Хорошенько обмыв голые ступни, Уоллас упирается в планку бревна и до треска в башке ходит по кругу, толкая перед собой тяжеленный валун. Раньше работники Тохто мололи сами, вчетвером впрягаясь в ярмо, но Уоллас справляется с делом один. Когда сухие зерна и стебли превращаются в крошево, ущербный батрак бережно, до последней щепотки убирает все в чистый холщовый мешок. Уоллас успевает перевести дух.

Лепешки из поганой, лишь на четверть состоящей из зерен муки пекутся двух видов. Одни на воде, тонкие, будто пласты обжаренной кожи. В них заворачивают нехитрую жрачку, в основном корешки с болотными овощами. Вторые жирнее и толще, вымешиваются с яйцом и даже иногда с молоком, и подаются только щедрым гостям. Эльфийский хлеб Уоллас издали видел, попробовать не удалось, – не считать же редкие прокисшие корки в помоях.

В сарай бочком протискивается хья, не снимая обувки, остается стоять на самом пороге. Молча, голодно смотрит на мешочек с мукой. Уоллас продолжает толкать по кругу валун, и парень то пропадает, то вновь появляется. Как и все остальные батраки, трехпалый низшего не замечает.

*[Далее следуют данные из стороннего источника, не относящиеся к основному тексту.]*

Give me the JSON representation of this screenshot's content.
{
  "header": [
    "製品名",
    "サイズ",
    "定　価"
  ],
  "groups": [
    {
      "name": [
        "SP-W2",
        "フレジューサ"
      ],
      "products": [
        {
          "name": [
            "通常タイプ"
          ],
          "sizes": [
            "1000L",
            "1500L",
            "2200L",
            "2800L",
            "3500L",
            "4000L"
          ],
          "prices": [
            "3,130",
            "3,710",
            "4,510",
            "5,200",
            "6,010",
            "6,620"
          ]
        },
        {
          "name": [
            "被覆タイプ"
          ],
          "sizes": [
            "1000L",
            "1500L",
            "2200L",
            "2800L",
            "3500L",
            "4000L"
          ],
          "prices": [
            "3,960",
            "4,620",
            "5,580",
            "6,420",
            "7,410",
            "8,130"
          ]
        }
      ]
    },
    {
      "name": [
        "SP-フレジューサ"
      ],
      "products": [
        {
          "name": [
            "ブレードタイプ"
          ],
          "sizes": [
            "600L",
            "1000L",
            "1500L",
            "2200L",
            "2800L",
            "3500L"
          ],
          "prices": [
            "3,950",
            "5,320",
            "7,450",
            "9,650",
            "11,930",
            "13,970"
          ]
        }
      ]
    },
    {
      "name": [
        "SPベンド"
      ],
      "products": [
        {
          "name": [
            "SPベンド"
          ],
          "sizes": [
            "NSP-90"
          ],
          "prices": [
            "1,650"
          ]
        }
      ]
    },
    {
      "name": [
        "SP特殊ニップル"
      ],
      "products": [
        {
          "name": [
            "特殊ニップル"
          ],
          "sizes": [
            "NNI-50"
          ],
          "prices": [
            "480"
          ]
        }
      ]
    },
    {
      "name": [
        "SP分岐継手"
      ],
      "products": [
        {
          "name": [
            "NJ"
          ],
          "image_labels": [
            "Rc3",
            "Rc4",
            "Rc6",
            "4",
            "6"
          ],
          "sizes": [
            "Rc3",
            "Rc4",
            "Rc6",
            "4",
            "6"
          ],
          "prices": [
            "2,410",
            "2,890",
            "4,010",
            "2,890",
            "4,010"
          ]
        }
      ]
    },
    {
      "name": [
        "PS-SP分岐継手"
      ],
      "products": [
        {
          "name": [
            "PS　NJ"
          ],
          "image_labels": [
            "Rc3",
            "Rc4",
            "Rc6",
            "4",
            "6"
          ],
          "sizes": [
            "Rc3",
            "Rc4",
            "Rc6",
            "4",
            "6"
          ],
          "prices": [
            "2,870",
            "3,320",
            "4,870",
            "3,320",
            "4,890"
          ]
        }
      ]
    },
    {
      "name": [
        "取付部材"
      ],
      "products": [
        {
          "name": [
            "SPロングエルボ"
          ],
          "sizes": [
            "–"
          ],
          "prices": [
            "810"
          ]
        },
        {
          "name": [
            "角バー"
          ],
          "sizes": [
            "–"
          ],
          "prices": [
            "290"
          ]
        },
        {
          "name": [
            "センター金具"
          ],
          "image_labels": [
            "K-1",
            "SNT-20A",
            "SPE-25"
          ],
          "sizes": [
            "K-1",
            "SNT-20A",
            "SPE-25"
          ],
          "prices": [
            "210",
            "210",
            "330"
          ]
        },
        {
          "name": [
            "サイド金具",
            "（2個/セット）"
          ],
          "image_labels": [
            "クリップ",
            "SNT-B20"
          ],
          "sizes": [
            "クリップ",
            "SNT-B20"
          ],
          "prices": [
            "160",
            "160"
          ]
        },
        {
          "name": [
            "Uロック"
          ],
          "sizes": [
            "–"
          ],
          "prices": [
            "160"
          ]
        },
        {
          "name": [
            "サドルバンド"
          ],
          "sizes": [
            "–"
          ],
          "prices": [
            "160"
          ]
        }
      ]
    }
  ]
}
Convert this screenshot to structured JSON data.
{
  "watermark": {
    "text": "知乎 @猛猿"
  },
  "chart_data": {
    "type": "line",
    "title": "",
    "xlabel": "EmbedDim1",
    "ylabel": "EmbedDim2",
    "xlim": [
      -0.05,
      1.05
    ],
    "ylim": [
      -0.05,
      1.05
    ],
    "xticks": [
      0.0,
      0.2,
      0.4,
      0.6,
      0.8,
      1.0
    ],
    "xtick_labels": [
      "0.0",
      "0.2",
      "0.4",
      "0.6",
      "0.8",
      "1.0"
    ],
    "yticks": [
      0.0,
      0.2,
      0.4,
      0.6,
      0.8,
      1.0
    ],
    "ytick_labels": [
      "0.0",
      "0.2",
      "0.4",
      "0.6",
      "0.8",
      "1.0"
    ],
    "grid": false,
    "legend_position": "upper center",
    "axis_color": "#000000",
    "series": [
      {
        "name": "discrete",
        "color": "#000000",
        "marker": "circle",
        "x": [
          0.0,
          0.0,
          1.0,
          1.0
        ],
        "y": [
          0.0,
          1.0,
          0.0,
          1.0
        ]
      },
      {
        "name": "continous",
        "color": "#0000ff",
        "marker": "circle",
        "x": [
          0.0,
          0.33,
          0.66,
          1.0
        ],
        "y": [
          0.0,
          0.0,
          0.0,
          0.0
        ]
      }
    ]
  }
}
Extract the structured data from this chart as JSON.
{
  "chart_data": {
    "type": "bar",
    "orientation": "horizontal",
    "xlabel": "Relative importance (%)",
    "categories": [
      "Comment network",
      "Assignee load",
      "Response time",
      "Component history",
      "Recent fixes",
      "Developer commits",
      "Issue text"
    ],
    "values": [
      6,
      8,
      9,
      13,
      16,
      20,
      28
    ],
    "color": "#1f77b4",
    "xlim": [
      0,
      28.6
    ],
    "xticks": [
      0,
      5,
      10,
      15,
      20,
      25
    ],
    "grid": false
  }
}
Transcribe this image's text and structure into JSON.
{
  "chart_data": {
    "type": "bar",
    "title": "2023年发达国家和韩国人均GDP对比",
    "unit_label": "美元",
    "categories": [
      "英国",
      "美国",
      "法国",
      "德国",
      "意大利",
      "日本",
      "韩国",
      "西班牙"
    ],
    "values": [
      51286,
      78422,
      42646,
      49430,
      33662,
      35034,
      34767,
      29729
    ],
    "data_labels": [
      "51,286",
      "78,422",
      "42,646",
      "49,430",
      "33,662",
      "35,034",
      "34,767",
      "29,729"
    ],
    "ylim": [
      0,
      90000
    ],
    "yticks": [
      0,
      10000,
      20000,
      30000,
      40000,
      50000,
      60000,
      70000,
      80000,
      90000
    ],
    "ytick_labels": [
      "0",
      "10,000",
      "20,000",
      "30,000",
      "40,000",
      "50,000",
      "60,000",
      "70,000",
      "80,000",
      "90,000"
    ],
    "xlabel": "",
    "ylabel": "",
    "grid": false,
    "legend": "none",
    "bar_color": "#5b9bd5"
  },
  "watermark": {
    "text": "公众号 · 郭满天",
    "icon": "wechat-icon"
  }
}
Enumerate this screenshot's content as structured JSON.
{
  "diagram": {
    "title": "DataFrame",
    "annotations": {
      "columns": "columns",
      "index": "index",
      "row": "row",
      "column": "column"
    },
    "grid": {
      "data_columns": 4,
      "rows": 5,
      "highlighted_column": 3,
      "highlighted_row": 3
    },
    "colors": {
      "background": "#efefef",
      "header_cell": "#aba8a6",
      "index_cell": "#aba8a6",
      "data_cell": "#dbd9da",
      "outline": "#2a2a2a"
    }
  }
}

«Это же хья, всего мужского рода позорище», – напоминает себе Уоллас. Но ему все равно жаль вечно избитого тощего эльфа. Должно быть, потому что тот свой, трактирный, тоже служит в «У Тохто». И не может смириться с уготованной участью.

Помедлив, калека робко заходит в сарай. Навалившись на костыль, с заметным трудом опускается на колени у мукомолки, в грамотном месте, куда не попадает мука, и где, пожалуй, можно в обувке стоять. Беспалый утирает морщинистое лицо культей ладони, и что-то ворчит. Но хья не гоняет, позволяя смотреть за работой. Старик бережно собирает остатки муки, затем подбрасывает в круг несколько хапок травы.

Рыкнув, Уоллас вновь начинает толкать тяжелую глыбу. Плотные стебли превращаются в пыль.

Уоллас любит трудиться. Дело наполняет его существование смыслом. Помогать Иму. Помогать Черенку. Помогать доходяжным батракам. Холить своих злобных хмырей. Получать ведерко с помоями. После мельницы полагается гуще добавка…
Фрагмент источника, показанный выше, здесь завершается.